Jaroslav Halak, the veteran netminder that’s been in AHL Bridgeport since early January, has been recalled ahead of New York’s crucial three-games-in-four-days stretch, the club announced.

It’s the latest in what’s been a tumultuous move for the 31-year-old. Halak opened the year as part of an uncomfortable three-goalie rotation — along with Thomas Greiss and Jean-Francois Berube — and was soon on the trading block after agent Allan Walsh criticized the setup on Twitter.

With no takers — and after then-head coach Jack Capuano called him out for his poor play — Halak was placed on waivers, and sent to the minors.

Halak has been really good in Bridgeport.
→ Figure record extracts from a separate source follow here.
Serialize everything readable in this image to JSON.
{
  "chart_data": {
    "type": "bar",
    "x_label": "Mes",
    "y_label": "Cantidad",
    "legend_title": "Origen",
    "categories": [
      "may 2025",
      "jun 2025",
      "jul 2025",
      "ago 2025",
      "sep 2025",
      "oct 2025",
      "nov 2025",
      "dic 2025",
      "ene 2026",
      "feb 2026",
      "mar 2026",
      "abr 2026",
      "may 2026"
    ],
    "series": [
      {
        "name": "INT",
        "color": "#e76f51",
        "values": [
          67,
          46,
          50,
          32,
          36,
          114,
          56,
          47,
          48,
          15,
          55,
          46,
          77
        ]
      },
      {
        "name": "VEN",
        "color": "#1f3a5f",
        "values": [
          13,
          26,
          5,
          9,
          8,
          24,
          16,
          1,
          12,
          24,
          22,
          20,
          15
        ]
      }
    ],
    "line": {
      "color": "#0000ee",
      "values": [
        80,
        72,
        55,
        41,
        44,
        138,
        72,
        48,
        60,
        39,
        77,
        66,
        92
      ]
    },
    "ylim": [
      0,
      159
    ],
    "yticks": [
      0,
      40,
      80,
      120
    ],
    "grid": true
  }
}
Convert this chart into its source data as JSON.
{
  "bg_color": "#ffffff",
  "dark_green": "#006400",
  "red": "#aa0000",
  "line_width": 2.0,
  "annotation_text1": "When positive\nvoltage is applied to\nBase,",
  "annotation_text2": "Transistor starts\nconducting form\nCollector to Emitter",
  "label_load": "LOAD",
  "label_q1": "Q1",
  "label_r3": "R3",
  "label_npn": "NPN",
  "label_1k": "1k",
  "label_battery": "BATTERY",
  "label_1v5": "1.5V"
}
He’s posted a 17-7-1 record with a 2.15 GAA and .925 save percentage, and a pair of shutouts. And given how spotty Berube’s play has been as Greiss’ backup, there’s a shot Halak could be making a start for the Isles soon.

As mentioned above, the club is in the midst of a compacted part of the schedule. Greiss was excellent in last night’s win over the Rangers — stopping 34 of 36 shots in a 3-2 victory — but he was also busy.

The Isles head to Pittsburgh on Friday, then host the Bruins on Saturday, then host the Preds on Monday. The Boston game looms large because, after last night, New York found itself just two points back of the B’s for the final wild card spot in the Eastern Conference.

Per Newsday, there’s a real chance Halak will face the Pens on Friday, which would open the door for Greiss to take on the Bruins the following day.